As part of an ongoing effort to make content more accessible, LAM will be making select stories available to readers in Spanish.
Atlas Lab connects Mariposa County’s future to the native landscape.
By Katharine Logan
Sourberry, red willow, redbud, sedge: These are some of the plants native to the meadows and creek sides of Mariposa County, at the mouth of California’s Yosemite Valley, where for thousands of years the women of the Southern Sierra Miwuk Nation have woven them into baskets—for gathering food, for cradling infants high and safe while the women work, and for receiving babies as they’re born.
Most recently, Miwuk basketry is the focus of a public art installation helping to inform Sacramento-based Atlas Lab’s development of a Creative Placemaking Master Plan for Mariposa County. As a demonstration project to invite community input while broadening perceptions of the possibilities for public art, the temporary installation is located beside a footbridge crossing Mariposa Creek, where once-plentiful native plants are now struggling in a landscape transformed by settlement. “The strength we have as landscape architects is to reveal these hidden histories,” says Atlas Lab’s founder and principal Kimberly Garza, ASLA.
To produce the work on display, a tribal elder, Sandra Chapman, taught a circle of Miwuk women how to weave a receiving basket, handing on knowledge that her family has preserved through millennia. “To be in the tradition of weaving, you have to slow down a lot,” says Clay River, the managing director of the Miwuk Nation’s healing center and a participant in the weaving circle. “You have to let the plant tell you how to work with it.” Basket making requires knowledge of whether a plant is healthy, when and how to harvest it, and how much to take without taking too much.
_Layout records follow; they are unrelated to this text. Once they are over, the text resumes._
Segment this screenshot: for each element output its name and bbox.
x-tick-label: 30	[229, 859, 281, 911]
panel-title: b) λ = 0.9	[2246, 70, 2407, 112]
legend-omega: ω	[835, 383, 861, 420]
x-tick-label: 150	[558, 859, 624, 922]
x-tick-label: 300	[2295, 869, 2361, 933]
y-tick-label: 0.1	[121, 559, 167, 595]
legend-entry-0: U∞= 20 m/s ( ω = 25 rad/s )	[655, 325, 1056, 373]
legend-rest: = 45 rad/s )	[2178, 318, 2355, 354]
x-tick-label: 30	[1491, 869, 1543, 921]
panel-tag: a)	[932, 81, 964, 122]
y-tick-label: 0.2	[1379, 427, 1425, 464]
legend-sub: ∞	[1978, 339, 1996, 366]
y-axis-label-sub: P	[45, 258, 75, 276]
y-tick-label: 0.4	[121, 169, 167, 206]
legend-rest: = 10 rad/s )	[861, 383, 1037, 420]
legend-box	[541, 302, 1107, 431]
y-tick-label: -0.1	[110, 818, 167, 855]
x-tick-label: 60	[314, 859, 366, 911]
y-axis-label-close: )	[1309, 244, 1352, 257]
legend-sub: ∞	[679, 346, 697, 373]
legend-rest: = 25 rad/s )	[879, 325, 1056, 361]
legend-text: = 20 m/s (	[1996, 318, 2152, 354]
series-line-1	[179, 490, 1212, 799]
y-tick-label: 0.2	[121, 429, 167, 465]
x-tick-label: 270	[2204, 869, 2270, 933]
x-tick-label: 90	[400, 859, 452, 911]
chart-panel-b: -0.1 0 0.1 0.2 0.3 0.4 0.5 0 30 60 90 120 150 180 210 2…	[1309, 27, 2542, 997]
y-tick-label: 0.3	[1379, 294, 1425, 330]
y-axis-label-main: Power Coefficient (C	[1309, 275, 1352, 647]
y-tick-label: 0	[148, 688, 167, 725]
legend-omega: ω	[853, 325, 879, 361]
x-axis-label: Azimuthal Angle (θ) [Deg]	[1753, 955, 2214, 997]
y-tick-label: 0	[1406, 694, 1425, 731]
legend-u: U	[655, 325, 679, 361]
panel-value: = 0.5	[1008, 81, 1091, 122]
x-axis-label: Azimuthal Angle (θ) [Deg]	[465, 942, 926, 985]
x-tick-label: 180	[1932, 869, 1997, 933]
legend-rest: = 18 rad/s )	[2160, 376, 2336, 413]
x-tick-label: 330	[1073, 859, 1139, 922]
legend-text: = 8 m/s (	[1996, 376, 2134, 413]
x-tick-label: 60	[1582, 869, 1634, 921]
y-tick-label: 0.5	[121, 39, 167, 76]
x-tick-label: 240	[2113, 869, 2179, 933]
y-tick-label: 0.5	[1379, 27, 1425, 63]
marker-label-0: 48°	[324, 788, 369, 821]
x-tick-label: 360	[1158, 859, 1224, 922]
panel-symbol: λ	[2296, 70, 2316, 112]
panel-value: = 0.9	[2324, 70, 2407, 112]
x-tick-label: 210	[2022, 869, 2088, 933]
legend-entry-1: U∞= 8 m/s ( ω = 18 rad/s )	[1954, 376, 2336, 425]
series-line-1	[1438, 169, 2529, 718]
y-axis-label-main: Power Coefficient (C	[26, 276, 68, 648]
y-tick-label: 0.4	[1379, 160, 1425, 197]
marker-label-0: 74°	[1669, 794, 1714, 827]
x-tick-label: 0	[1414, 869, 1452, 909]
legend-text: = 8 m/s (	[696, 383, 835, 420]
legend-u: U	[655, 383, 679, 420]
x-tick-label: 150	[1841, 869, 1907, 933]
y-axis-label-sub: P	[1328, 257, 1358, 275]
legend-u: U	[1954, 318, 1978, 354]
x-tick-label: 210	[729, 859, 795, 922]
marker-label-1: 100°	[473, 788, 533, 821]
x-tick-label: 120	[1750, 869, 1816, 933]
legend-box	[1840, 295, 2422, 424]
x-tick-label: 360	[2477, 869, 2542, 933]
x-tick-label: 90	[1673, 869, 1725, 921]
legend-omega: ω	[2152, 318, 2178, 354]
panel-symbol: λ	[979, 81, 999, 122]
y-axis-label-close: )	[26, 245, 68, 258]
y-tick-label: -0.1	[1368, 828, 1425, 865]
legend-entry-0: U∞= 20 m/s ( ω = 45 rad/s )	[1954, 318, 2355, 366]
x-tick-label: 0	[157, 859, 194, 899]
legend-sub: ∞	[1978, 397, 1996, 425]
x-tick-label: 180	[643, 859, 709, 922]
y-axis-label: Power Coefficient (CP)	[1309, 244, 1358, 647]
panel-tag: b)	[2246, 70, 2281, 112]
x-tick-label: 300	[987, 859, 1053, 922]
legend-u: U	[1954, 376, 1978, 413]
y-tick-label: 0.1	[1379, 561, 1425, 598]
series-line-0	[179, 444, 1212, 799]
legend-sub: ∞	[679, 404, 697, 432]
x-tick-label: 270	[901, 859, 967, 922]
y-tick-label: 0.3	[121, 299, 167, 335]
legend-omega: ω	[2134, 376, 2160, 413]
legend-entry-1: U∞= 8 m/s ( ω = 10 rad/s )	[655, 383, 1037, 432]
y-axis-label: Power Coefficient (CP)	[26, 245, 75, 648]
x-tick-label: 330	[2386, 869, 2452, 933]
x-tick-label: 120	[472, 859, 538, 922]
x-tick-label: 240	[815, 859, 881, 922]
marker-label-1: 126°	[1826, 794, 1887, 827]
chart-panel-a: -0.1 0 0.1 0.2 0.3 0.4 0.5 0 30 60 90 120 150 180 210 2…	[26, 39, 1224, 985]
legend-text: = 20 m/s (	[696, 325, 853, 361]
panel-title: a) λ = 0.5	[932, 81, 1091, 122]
Then there’s the process of scraping off the leaves and prepping the bark—splitting and soaking it or wrapping it to dry—and waiting months for it to season, or, if it’s for use right away, knowing how long it can soak without rotting and when it’s malleable enough to work. That’s just building up to being able to sit to weave, which takes patience: “You’re pressing these tiny strips of bark in and out of these sourberry sticks,” River says, “and you have to be thoughtful of how the color is interweaving and how the material is reacting. It takes hours just to make a little bit.” The weavers fill the hours with their stories.
“The baskets are an expression of our local sense of place, heritage, and identity,” says Mikey Goralnik, ASLA, a planner with Mariposa County. With Ah-Lo’-Mah’ (Miwuk for “basket”) as the first in what will be a series of placemaking installations, “we’re trying to expand the way people think about our history and the events that make this a special place,” he says.
Katharine Logan is an award-winning writer on environmental design, sustainability, and well-being.